En Tunisie, au Maroc, au Soudan, en Jordanie, etc., des mouvements d’émancipation sociale ont été enregistrés pendant les années quatre-vingt et les années quatre-vingt-dix. Là où des soupapes de sécurité ont fonctionné pour permettre une évolution en douceur, comme au Maroc, la violence contenue a été plus ou moins amortie. Mais ailleurs, les développements de ces dynamiques ont été accompagnés soit d’une répression féroce comme en Tunisie, soit de guerres civiles impitoyables comme en Algérie, au Liban et au Soudan, soit d’une intervention étrangère comme en Afghanistan et en Irak. Les accords de Taëf n’ayant pas traité les origines de la crise au Liban, mais uniquement les manifestations, c’est la rue et l’opposition libanaises qui rouvrent la plaie du pays meurtri pour remettre en cause un ordre confessionnel inique exacerbé par une tutelle syrienne bénie par les pays arabes.

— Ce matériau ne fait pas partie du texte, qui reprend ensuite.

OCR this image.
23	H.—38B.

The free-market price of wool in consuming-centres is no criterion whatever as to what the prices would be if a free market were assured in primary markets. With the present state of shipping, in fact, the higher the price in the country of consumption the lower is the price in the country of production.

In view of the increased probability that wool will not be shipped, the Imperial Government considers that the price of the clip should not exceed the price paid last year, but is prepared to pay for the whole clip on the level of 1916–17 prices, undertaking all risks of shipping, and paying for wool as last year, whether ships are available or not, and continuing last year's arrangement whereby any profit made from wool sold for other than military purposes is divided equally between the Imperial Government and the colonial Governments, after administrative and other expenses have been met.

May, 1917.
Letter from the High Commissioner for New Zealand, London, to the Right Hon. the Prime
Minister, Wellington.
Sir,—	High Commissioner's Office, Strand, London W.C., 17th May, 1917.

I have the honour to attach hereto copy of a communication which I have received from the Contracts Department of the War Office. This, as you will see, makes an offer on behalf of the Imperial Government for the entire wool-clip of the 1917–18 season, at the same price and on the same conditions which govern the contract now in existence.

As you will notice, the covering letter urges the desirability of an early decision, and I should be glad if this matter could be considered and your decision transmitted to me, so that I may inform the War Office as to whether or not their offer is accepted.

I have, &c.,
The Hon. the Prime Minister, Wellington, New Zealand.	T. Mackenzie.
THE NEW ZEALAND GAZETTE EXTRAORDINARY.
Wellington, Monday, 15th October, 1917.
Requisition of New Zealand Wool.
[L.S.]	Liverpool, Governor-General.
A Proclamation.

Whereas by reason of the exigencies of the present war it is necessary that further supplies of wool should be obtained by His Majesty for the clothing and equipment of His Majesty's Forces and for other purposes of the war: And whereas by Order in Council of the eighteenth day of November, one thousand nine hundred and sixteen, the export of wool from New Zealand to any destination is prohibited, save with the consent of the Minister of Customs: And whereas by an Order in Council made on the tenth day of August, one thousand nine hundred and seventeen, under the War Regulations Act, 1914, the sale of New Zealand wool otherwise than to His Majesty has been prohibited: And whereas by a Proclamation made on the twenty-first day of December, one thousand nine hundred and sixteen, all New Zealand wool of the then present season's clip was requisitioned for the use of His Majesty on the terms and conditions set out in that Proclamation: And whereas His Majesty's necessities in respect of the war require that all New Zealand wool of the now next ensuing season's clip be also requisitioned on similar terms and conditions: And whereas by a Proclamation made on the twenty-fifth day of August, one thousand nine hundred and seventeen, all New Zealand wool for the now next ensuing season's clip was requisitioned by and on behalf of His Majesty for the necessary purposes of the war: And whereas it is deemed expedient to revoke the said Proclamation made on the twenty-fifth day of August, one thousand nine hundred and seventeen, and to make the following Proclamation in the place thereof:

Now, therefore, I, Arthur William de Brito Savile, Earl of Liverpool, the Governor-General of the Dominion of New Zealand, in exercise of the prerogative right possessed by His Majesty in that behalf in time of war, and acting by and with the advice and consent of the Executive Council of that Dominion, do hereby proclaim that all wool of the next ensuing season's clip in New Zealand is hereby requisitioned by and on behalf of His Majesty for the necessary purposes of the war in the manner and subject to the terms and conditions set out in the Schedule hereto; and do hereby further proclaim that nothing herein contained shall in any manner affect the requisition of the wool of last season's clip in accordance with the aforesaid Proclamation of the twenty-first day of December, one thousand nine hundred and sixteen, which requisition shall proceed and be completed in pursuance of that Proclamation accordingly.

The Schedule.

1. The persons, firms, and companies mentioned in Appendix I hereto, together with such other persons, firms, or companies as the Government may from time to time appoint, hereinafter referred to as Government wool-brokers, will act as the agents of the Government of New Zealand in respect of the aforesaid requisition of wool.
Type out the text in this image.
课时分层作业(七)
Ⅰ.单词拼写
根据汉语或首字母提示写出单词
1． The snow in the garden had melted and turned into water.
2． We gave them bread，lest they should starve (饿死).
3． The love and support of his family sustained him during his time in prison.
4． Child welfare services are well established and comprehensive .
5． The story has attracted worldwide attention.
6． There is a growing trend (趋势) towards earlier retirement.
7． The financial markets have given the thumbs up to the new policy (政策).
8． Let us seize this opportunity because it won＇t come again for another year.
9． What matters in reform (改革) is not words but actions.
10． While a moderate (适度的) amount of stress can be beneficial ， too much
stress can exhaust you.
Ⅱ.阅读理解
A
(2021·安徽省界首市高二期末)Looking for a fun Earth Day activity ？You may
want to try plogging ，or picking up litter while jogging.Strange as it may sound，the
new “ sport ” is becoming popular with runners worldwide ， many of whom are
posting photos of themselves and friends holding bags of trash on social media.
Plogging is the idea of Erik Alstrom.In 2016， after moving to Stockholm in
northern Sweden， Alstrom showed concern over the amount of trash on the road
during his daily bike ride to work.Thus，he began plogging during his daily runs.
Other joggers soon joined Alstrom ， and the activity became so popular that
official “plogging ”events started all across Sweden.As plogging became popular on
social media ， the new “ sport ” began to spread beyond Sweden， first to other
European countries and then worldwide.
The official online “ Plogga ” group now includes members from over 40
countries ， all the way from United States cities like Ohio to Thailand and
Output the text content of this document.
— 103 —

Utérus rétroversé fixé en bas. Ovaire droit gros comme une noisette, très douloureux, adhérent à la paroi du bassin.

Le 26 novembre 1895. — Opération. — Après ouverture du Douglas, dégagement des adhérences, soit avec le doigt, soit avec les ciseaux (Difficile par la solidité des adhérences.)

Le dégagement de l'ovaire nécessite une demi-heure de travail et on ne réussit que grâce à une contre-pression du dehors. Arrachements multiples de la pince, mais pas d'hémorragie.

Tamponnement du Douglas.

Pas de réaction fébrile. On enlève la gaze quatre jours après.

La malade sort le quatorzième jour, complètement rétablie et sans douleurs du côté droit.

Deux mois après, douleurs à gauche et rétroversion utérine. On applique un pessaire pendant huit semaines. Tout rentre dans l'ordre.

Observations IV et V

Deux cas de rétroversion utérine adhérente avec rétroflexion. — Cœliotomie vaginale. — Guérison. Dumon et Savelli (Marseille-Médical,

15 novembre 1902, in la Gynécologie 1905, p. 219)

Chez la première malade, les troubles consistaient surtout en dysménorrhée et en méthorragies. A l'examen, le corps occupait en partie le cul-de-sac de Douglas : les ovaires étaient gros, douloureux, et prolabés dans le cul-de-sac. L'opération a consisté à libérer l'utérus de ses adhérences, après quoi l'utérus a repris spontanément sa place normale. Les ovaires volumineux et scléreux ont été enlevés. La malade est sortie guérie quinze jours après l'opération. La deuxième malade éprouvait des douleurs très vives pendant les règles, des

Aujourd’hui, les démonstrations de force dont la rue libanaise est le théâtre ne sont que l’expression symbolique d’un ras-le-bol qui nécessite néanmoins un approfondissement allant au-delà des revendications immédiates, à savoir le changement du gouvernement et le retrait syrien. L’assassinat de Hariri n’est que l’étincelle qui a provoqué le brasier sommeillant depuis des dizaines d’années, voire depuis 1925. La menace du confessionnalisme réside essentiellement dans la primauté de l’identité ethnique et religieuse sur l’identité nationale. Cette menace a été perçue dans la crise algérienne dans la mesure où le référent religieux a été plus déterminant dans les groupes islamistes armés que le référent national. Ainsi, l’allégeance de la chi’a libanaise aux grands frères syriens et iraniens a longtemps supplanté l’allégeance à l’étendard du cèdre. L’issue du vote de la motion de censure du Parlement libanais dépend donc de l’attitude du Hezbollah, allié traditionnel de la Syrie, mis en cause par la rue et l’opposition. Manifestement, le Hezbollah adoptera une position de neutralité pour ne pas gêner la Syrie et le gouvernement libanais. Mais l’opposition ne peut s’accommoder d’une telle position au moment où le choix est entre « l’indépendance nationale » et « la suzeraineté ».

Pour sa part, la Syrie qui est sous pression, voire dans le collimateur américain, tente de gagner du temps et tirer profit de ce bras de fer avec l’Occident. Damas sait pertinemment qu’il n’a pas d’autre choix qu’un retrait négocié du Liban. Cependant, il tente d’arracher des garanties à Washington pour, d’une part, assurer la stabilité du régime syrien avec promesse d’engager des réformes institutionnelles, politiques et économiques à moyen terme et, d’autre part, engager des négociations sous le patronage américain pour un retrait israélien du plateau du Golan.